Im Handel verschlechterte sich vor allem bei den ostdeutschen Großhändlern die Stimmung deutlich. Die Einzelhändler hingegen senkten ihren Ausblick nur wenig und schätzten ihre Lage leicht verbessert ein.
Im ostdeutschen Bauhauptgewerbe stieg der Geschäftsklimaindex leicht. Die befragten Bauunternehmer waren mit den laufenden Geschäften zwar etwas weniger zufrieden. Die Erwartungen für die kommenden sechs Monate stiegen hingegen deutlich.
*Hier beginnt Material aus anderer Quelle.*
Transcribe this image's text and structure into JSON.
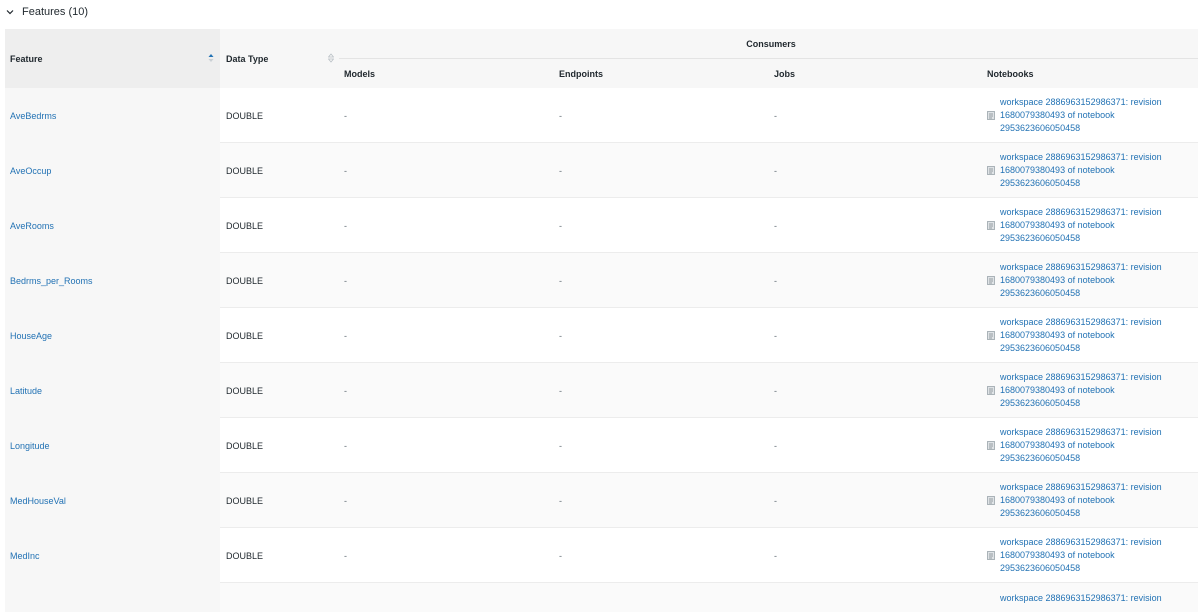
{
  "section": {
    "title": "Features (10)"
  },
  "table": {
    "headers": {
      "feature": "Feature",
      "data_type": "Data Type",
      "consumers": "Consumers",
      "models": "Models",
      "endpoints": "Endpoints",
      "jobs": "Jobs",
      "notebooks": "Notebooks"
    },
    "rows": [
      {
        "feature": "AveBedrms",
        "data_type": "DOUBLE",
        "models": "-",
        "endpoints": "-",
        "jobs": "-",
        "notebook": "workspace 2886963152986371: revision 1680079380493 of notebook 2953623606050458"
      },
      {
        "feature": "AveOccup",
        "data_type": "DOUBLE",
        "models": "-",
        "endpoints": "-",
        "jobs": "-",
        "notebook": "workspace 2886963152986371: revision 1680079380493 of notebook 2953623606050458"
      },
      {
        "feature": "AveRooms",
        "data_type": "DOUBLE",
        "models": "-",
        "endpoints": "-",
        "jobs": "-",
        "notebook": "workspace 2886963152986371: revision 1680079380493 of notebook 2953623606050458"
      },
      {
        "feature": "Bedrms_per_Rooms",
        "data_type": "DOUBLE",
        "models": "-",
        "endpoints": "-",
        "jobs": "-",
        "notebook": "workspace 2886963152986371: revision 1680079380493 of notebook 2953623606050458"
      },
      {
        "feature": "HouseAge",
        "data_type": "DOUBLE",
        "models": "-",
        "endpoints": "-",
        "jobs": "-",
        "notebook": "workspace 2886963152986371: revision 1680079380493 of notebook 2953623606050458"
      },
      {
        "feature": "Latitude",
        "data_type": "DOUBLE",
        "models": "-",
        "endpoints": "-",
        "jobs": "-",
        "notebook": "workspace 2886963152986371: revision 1680079380493 of notebook 2953623606050458"
      },
      {
        "feature": "Longitude",
        "data_type": "DOUBLE",
        "models": "-",
        "endpoints": "-",
        "jobs": "-",
        "notebook": "workspace 2886963152986371: revision 1680079380493 of notebook 2953623606050458"
      },
      {
        "feature": "MedHouseVal",
        "data_type": "DOUBLE",
        "models": "-",
        "endpoints": "-",
        "jobs": "-",
        "notebook": "workspace 2886963152986371: revision 1680079380493 of notebook 2953623606050458"
      },
      {
        "feature": "MedInc",
        "data_type": "DOUBLE",
        "models": "-",
        "endpoints": "-",
        "jobs": "-",
        "notebook": "workspace 2886963152986371: revision 1680079380493 of notebook 2953623606050458"
      },
      {
        "feature": "",
        "data_type": "",
        "models": "",
        "endpoints": "",
        "jobs": "",
        "notebook": "workspace 2886963152986371: revision"
      }
    ]
  },
  "colors": {
    "link": "#2272b4",
    "sort_active": "#2272b4",
    "sort_inactive": "#b9c0c5"
  },
  "icons": {
    "collapse": "chevron-down-icon",
    "sort_feature": "sort-ascending-icon",
    "sort_datatype": "sort-icon",
    "notebook": "notebook-icon"
  }
}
Der Geschäftsklimaindex des Ifo-Instituts gilt als eines der wichtigsten Konjunkturbarometer. Das Institut befragt jeden Monat rund 1700 Unternehmen in Ostdeutschland. Die Firmen werden gebeten, ihre gegenwärtige Geschäftslage zu beurteilen und ihre Erwartungen für die nächsten sechs Monate mitzuteilen.